Though R-22, sometimes called Freon, is an issue within University sports facilities, many people don’t know anything about it. 
 
“A lot of people are kind of naive about it in their own communities,” said John Hamre, former hockey coach and University alumnus.
 
Hamre recently wrote a series of articles for Minnesota-based newspaper Let’s Play Hockey about how R-22 is affecting arenas in greater Minnesota. 
 
Without enough revenue from taxes or rentals, he said, some ice arenas in small towns are having an even harder time paying for the maintenance on their cooling systems since the EPA standard has caused R-22 prices to rise.
“If there’s no help, it might be totally out of the realm of being affordable,” Hamre said, “and then you risk some of these rinks shutting down because these communities can’t afford to do the right thing — to change out the Freon system.”
 
And many ice arenas already have other financial problems, he said. 
 
The Minnesota State Fair’s Warner Coliseum ice rink closed in 2013 because of dwindling rink rentals and deteriorating ice-making equipment, according to the fair’s marketing and communications manager, Brienna Schuette.
 
And another aging ice arena in Baudette, Minn., may be forced to close if maintenance from leaky pipes becomes too costly, Hamre said. 
 
Because many ice arenas are financed like public parks, he said, their revenue usually only allows them to break even on their budget, which doesn’t leave leftover money for maintenance or system changes. 
 
“When the infrastructure gets old, there’s not even a bit of surplus of funds that they can set aside to make these improvements,” said John Evans, a former hockey player and member of the Minnesota Amateur Sports Commission.
 
Evans said the state should help old arenas, especially ones in small communities, through the coolant transition.
 
Last legislative session, he played a role in persuading the Legislature to appropriate $1.5 million to hockey arenas throughout the state in grants.

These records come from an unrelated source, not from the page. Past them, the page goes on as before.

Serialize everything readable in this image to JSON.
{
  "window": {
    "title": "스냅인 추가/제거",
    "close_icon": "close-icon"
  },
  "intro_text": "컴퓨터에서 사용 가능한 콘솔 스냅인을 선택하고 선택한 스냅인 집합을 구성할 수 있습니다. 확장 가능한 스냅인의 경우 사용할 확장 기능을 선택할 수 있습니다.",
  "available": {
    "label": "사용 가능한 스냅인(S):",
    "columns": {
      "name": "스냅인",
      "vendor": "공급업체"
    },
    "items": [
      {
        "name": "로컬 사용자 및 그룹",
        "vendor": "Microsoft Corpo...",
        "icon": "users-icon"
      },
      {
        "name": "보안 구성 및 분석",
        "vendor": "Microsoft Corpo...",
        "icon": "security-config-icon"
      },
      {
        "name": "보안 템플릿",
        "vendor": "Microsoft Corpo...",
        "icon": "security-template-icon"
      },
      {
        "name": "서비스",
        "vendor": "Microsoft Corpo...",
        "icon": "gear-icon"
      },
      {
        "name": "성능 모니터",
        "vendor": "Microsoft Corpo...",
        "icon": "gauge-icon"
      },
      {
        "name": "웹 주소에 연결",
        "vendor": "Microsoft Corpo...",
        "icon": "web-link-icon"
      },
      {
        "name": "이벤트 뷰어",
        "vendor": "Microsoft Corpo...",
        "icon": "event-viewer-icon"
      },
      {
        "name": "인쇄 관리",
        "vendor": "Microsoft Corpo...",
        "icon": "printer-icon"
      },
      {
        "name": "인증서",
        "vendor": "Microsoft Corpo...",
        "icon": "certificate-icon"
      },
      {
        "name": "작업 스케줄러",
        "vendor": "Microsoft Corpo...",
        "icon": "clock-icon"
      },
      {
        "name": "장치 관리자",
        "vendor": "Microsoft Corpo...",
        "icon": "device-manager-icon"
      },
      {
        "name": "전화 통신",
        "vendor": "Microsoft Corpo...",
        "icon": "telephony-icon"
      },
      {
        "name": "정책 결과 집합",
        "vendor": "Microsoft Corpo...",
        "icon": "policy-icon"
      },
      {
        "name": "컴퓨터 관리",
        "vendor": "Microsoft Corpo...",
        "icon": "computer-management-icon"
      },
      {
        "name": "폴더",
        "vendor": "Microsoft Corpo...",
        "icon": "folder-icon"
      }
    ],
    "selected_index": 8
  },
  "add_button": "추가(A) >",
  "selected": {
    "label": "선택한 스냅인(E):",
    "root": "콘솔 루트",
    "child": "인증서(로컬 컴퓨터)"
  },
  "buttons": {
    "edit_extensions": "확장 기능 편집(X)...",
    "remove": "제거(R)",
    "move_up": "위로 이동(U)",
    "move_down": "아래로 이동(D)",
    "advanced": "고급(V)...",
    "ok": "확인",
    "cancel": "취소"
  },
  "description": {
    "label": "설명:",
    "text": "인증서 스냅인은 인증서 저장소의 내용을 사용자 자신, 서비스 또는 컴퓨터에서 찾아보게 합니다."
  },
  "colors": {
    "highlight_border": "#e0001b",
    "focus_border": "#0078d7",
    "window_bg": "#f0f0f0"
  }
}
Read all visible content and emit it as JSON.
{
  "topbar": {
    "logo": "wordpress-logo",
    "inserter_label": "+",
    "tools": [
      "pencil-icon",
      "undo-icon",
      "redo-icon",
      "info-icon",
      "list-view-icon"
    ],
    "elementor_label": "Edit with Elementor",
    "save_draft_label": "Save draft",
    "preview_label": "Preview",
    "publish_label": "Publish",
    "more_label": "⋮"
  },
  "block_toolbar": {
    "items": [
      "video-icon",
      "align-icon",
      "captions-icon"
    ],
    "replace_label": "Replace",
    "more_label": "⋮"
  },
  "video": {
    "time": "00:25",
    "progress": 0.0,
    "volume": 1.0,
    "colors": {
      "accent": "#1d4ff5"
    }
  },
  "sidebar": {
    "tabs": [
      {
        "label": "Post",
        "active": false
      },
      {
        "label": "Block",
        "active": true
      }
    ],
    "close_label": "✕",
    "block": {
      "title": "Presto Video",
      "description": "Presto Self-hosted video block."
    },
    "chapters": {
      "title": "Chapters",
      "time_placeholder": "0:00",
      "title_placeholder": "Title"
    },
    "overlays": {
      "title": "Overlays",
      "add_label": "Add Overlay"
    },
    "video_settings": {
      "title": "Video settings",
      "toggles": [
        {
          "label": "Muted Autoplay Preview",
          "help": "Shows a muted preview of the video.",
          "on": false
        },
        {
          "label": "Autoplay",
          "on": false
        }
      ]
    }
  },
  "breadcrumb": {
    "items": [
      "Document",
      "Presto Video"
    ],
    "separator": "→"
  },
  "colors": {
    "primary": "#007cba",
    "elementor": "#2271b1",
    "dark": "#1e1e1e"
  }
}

About one-third of that money went to arenas that were changing the use of R-22 in their facilities, Evans said, with the rest going toward maintenance costs and helping arenas afford electric
Zambonis, as traditional fuel types can emit air pollutants.
 
“Last [legislative] session, if you said R-22, [lawmakers] said, ‘No, I’m 52.’ People had no idea what it meant,” Evans said. “This session, most everyone knows what you’re talking about.”
 
This year, a Senate bill with bipartisan support is asking for another $5 million to help the arenas. 
 
Hockey is an important part of the state’s culture, Evans said, so he thinks its funding should be a priority. And many of the state’s senators, as well as Gov. Mark Dayton, played collegiate and professional hockey.
 
Evans said he’s seen the transition away from R-22 pay off for some communities. 
 
New Hope was able to save a lot of money in energy costs after replacing R-22 with a new refrigerant and installing LED lighting in its arena, he said.
 
“To be able to make a rink green, efficient and keep it viable in greater Minnesota is a great deal,” Evans said.